While the overturning of Roe will only add rocket fuel to the fires of polarization that afflict us, perhaps the silent majority of moderation that encompasses most outside the beltway and off of Twitter could use this critical moment to turn the tide of irreconcilable differences into a call to compromise. For compromise is not a concession of fundamental principle but an acknowledgment of the merits of other’s creeds—not a betrayal of one’s values, but an affirmation of the decent intentions of those with whom we disagree.
Yes, there are strident pro-life idealogues who seek to constrain women’s lives out of misogyny, and pro-choice advocates who take a cavalier approach to termination as a form of birth control. And there is a distinct circle in hell for cynical politicians who lack any principle other than the pursuit of power by appealing to their base through leveraging its worst inclinations.
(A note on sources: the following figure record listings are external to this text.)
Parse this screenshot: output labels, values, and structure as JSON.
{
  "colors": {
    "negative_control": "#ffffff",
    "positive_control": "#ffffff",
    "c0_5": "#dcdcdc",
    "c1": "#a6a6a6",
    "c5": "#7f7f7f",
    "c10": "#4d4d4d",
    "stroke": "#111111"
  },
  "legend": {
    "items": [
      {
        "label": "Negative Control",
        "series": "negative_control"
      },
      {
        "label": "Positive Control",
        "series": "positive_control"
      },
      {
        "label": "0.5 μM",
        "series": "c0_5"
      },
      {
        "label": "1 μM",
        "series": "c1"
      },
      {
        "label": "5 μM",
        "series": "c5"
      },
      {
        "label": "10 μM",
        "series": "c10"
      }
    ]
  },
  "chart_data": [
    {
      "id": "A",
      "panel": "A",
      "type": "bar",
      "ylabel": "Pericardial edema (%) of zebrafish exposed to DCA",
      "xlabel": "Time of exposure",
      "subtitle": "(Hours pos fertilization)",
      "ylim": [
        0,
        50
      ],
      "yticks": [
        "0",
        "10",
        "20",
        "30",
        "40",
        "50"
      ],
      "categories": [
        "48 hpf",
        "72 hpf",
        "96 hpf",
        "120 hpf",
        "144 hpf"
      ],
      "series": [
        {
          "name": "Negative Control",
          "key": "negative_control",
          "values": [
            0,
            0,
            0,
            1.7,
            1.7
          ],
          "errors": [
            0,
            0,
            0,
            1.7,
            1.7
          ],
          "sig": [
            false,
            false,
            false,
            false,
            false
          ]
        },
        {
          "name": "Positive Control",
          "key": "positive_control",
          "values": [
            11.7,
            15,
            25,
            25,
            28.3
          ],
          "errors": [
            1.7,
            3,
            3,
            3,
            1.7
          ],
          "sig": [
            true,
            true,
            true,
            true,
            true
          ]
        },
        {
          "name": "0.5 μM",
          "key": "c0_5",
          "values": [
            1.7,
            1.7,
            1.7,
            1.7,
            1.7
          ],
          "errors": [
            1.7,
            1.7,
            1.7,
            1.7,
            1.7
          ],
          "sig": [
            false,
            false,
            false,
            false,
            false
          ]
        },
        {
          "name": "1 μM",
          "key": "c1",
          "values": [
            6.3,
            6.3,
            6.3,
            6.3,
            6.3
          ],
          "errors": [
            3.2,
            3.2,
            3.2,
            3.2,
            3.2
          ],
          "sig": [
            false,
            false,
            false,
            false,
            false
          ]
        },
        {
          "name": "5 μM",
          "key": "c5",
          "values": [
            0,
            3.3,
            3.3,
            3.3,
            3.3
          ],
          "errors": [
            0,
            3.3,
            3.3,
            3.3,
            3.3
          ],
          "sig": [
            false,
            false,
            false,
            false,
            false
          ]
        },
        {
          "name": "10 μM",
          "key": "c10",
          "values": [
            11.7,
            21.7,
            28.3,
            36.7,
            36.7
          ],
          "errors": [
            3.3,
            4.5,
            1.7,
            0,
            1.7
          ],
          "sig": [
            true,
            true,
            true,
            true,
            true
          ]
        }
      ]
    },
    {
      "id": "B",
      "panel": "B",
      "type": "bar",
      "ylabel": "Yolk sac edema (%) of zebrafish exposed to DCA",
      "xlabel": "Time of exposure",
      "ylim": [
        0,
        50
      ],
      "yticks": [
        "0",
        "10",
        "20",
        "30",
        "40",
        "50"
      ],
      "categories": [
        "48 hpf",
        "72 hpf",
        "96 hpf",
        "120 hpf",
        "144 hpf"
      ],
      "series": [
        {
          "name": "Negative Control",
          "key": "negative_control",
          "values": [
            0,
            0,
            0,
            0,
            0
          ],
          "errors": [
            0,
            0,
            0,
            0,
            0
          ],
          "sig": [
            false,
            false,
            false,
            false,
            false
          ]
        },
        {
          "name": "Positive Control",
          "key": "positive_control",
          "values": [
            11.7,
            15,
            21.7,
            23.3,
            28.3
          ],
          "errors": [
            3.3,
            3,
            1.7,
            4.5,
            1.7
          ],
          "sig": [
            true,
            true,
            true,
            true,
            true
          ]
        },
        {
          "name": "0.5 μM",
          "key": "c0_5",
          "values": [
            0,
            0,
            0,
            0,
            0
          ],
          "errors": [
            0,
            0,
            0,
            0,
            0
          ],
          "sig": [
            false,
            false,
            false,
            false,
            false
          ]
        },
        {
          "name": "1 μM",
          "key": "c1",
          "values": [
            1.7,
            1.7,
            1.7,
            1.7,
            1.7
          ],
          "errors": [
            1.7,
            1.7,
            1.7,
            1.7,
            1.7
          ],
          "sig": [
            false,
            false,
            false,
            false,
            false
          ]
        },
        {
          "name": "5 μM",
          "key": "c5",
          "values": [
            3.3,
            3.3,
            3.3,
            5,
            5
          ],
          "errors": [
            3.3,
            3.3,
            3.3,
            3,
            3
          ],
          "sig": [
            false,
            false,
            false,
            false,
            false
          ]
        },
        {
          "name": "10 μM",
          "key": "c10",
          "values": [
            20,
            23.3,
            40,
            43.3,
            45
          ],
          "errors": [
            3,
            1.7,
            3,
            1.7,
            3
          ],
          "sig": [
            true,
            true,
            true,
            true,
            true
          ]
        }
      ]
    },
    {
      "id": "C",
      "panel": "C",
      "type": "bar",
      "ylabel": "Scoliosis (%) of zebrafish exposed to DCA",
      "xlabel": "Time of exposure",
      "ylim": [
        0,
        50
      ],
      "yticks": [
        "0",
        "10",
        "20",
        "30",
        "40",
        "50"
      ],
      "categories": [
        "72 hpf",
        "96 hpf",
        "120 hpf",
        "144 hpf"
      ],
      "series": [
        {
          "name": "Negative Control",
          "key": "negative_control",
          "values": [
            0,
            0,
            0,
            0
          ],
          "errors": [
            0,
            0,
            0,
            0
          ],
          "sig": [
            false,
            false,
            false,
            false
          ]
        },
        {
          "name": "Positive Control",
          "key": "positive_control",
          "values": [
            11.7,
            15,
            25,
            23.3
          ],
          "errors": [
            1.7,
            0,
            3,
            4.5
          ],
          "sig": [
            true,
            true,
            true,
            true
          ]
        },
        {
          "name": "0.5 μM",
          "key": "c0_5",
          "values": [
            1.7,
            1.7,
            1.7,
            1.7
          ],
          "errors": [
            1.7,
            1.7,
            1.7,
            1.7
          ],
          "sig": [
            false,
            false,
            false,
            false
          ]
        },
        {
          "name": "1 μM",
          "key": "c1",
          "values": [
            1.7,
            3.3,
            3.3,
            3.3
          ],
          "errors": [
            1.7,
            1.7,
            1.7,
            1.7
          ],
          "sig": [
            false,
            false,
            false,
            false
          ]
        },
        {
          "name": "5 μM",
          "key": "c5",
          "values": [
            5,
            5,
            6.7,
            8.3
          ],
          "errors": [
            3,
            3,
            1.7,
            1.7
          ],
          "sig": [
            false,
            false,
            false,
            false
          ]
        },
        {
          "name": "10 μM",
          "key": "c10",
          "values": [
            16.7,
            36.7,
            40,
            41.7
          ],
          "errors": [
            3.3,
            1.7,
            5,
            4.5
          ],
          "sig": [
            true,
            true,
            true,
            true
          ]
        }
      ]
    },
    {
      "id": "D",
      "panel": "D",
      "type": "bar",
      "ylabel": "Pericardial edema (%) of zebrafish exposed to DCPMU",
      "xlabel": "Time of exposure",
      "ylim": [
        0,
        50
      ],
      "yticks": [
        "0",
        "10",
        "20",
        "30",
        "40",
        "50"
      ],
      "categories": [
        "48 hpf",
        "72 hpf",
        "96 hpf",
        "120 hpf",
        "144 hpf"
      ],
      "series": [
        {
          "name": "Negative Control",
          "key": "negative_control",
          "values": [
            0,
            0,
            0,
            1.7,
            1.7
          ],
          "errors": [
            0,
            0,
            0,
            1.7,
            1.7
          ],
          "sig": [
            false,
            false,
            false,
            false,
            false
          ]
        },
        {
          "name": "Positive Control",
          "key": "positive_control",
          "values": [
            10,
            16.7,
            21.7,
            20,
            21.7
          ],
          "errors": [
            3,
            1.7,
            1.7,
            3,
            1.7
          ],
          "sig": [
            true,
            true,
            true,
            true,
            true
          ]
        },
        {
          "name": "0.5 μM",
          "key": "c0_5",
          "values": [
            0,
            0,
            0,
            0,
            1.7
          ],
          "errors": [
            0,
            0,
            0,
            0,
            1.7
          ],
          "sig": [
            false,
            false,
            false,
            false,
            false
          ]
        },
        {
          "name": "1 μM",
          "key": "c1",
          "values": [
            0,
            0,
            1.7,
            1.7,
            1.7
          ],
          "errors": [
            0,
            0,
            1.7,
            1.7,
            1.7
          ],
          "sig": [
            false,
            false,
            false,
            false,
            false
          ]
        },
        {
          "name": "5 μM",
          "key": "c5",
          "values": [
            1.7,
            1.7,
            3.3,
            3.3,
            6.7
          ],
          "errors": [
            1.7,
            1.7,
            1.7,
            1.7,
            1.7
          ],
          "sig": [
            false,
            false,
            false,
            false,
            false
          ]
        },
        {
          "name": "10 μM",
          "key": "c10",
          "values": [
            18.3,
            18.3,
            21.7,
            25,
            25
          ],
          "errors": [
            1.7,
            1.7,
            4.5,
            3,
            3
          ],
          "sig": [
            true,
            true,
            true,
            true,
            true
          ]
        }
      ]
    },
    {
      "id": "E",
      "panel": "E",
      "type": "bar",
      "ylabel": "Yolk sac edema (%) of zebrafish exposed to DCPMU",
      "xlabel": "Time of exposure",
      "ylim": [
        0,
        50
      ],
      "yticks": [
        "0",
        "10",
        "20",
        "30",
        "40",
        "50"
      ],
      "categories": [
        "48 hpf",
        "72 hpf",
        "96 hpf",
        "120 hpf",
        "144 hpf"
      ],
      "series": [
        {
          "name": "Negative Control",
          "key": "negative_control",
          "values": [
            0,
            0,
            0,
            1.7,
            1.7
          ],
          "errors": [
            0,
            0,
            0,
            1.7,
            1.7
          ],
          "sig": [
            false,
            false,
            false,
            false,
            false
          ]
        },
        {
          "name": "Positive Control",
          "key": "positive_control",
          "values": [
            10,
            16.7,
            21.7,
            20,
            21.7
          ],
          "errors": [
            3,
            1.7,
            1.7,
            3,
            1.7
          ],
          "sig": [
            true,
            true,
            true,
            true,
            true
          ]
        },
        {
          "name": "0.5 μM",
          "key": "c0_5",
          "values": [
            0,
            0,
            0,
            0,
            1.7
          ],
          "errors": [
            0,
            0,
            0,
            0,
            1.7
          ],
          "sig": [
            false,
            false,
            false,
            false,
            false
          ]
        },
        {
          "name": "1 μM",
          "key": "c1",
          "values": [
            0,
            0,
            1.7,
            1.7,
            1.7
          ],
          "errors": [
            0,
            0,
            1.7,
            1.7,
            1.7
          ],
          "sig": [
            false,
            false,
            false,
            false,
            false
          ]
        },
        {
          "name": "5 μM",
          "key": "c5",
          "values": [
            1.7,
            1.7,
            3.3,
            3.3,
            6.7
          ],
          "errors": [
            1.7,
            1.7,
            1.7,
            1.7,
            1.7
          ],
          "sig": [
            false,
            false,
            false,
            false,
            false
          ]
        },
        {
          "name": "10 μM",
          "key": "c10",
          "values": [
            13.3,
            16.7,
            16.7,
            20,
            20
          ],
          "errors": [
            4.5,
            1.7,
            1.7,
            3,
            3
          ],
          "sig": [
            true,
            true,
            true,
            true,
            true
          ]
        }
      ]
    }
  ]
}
But these are fringe views that bely the authentic and valid convictions on both sides of this divide.
Jewish tradition does not shy from debate, but rather looks at it as necessary, even preferable, in pursuit of a synthetic truth that transcends the perspective of any single individual or group. These “debates for the sake of heaven” often result in a compromise that does not completely satisfy either side, but rather preserves the cohesion of the community so that it may endure. May our nation continue this debate as dialogue, with a hope not for political victory and the vanquishing of our enemies, but for a reconciliation rooted in a recognition of the dignity and divinity that adheres to all.